1. I originally consulted a representative in my local branch to discuss financing a return to education. It was the AIB representative who suggested a moratorium and who helped me fill out the paper work. In my recent meeting with the bank manager, she did not think that the request for a moratorium was unreasonable. She told me that I had acted reasonably and responsibly by contacting the bank with my worries about going into arrears. She agreed that in the long term a moratorium would benefit the bank because getting back into full-time employment would ensure that the bank recovered their money. AIB do after all claim that their aim is to keep people in their homes. Also, I am not on a career break; I am unemployed. I cannot afford to live in my own home and if not for the generosity of family I would be homeless. Getting back into education is not a luxury but a necessity in order to create a secure financial future. 

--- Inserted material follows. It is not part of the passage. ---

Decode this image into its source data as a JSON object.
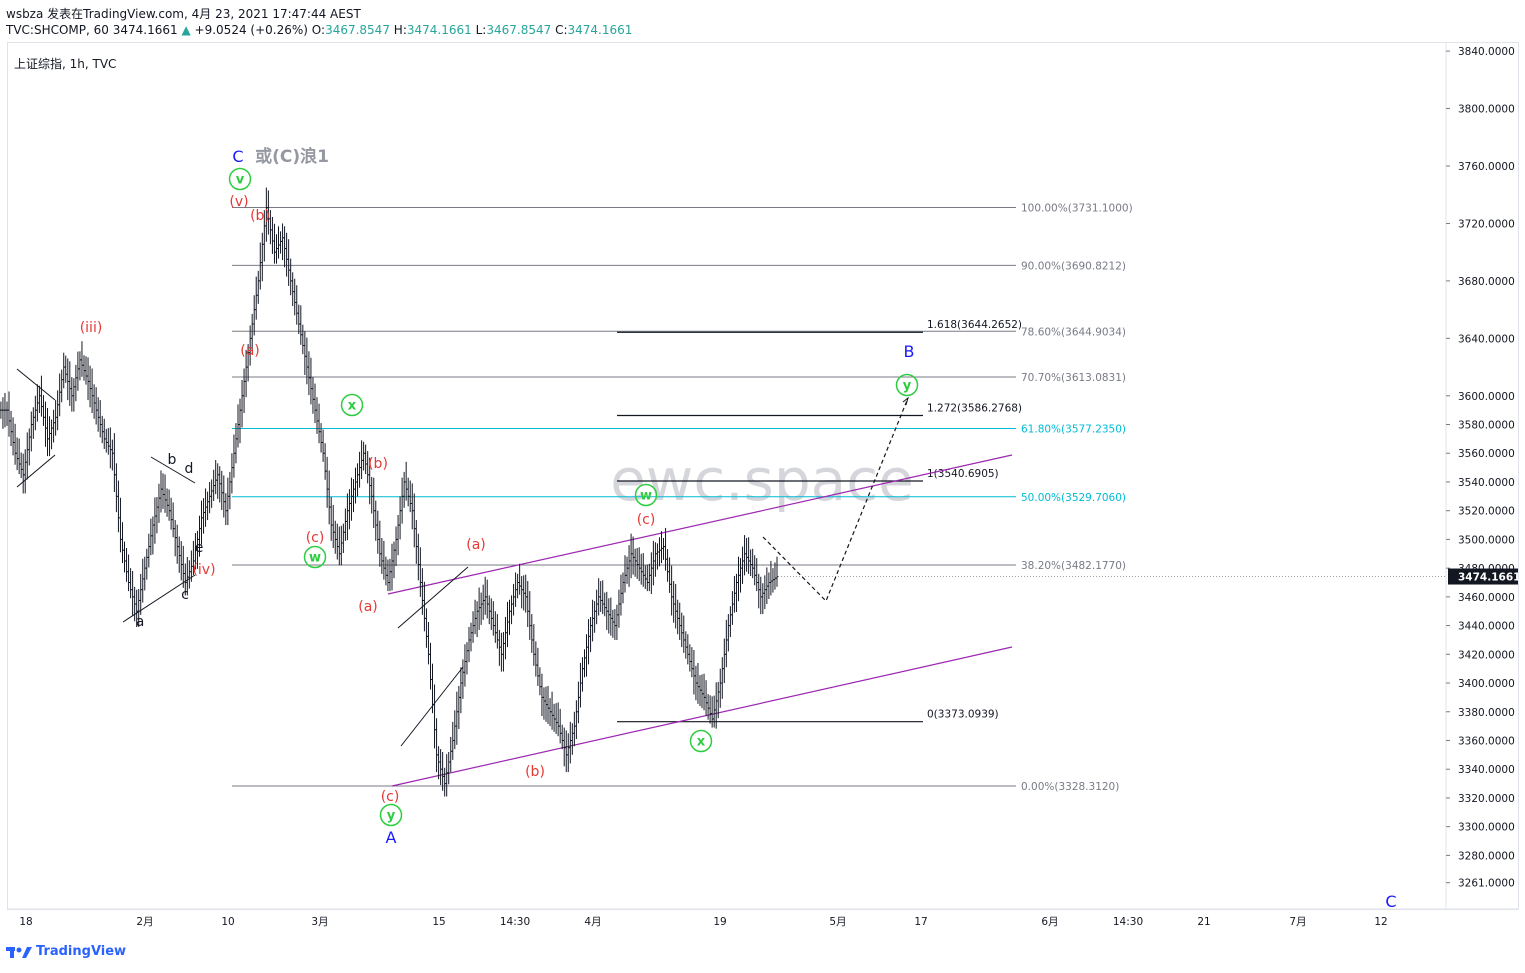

2. I requested a break from my mortgage. If a moratorium is so unreasonable in my situation then the bank would not have suggested it to me in the first place. I am more than happy to negotiate a temporary reduction in my repayments if the bank are unwilling to give a moratorium. However, I was not consulted about any of this and was thus not given the opportunity to negotiate. I believe the bank are obligated to negotiate with me, at least according to the guidelines set out by MARP. To tell me that I can afford the mortgage but then to switch me to interest only is strange and contradictory which naturally causes me to question the way in which my request was handled. 

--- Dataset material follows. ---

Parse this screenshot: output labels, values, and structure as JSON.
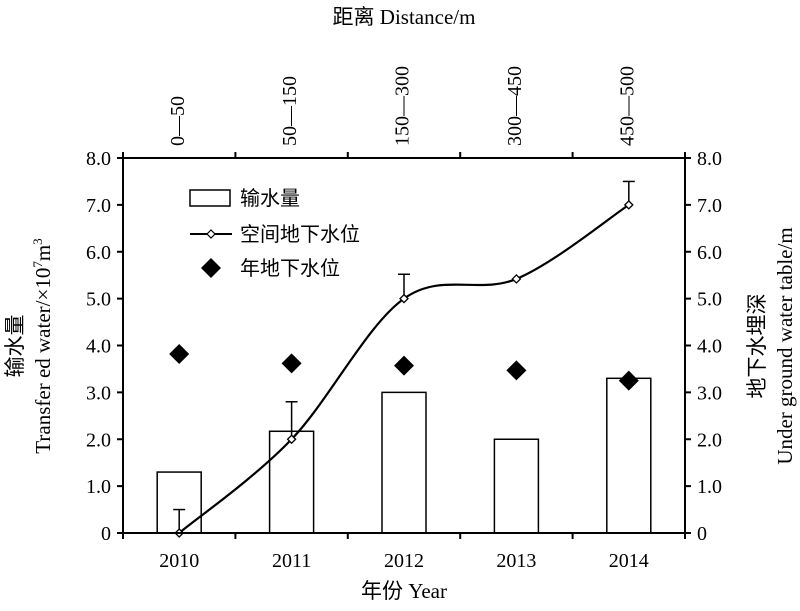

3. I am fully aware of my financial obligations. I have emigrated already in order to work and meet them. I have spent the last two years living thousands of miles away from my wife in order to keep my mortgage paid. I have sacrificed being able to start a family with my wife in order to pay my mortgage. There is of course a legal obligation to pay what I owe, but there is also a human aspect to all of this. I believe i have allowed my mortgage to consume too many other areas of my life. I am not acting the blaggard and I don't see how such name calling helps. I am the one who contacted the bank in the first place. All I asked was that my request be dealt with in a reasonable manner. Not notifying me of their decision and then restructuring my mortgage without consent is highly unreasonable on the banks part. I have not refused to make payments on my mortgage, I have refused to make payments until I know exactly how much the bank are charging me. Again, I don't think this is unreasonable. How am I supposed to plan for other bills and expenses if the bank can change my repayment amount without telling me. Is this really unreasonable?

Anyway, thank you for your advice.


----------



## Brendan Burgess (26 Jul 2014)

Your contract obliges you to make a payment of €877 per month, which is what you should allow for. 

If the bank takes less than this, so be it.

But you should not refuse to make any payments because of this.

You appear to have made sacrifices to keep your finances in order. Don't mess it up by an inappropriate reaction to a very minor administrative error by AIB, which was designed to help you!


----------



## Bronte (28 Jul 2014)

bystander said:


> Not notifying me of their decision and then restructuring my mortgage without consent is highly unreasonable on the banks part.
> 
> I have not refused to make payments on my mortgage, I have refused to make payments until I know exactly how much the bank are charging me.
> 
> ...


 
You're forgetting that they did tell you, they just sent the letter to the wrong address.  That's just the usual incompetance of the banks.

If you play hardball with them you'll end up the loser.  Aren't you better off on the interest only than the full amount, does the rent now cover this amount?  Were you going to use the rent to cover your living expenses while you were in college?  That's probably why the bank didn't agree to a moratorium.


----------



## Branz (28 Jul 2014)

bystander said:


> The current balance on the mortgage account is 158,367.93. And the interest rate is 4.4%.



Okay so the 577 is right for those figures and the remaining term is about 24 years or so. I have got used to tracker int calc recently so my mistake...

There is good advice in the other posts so....  Good luck with studies


----------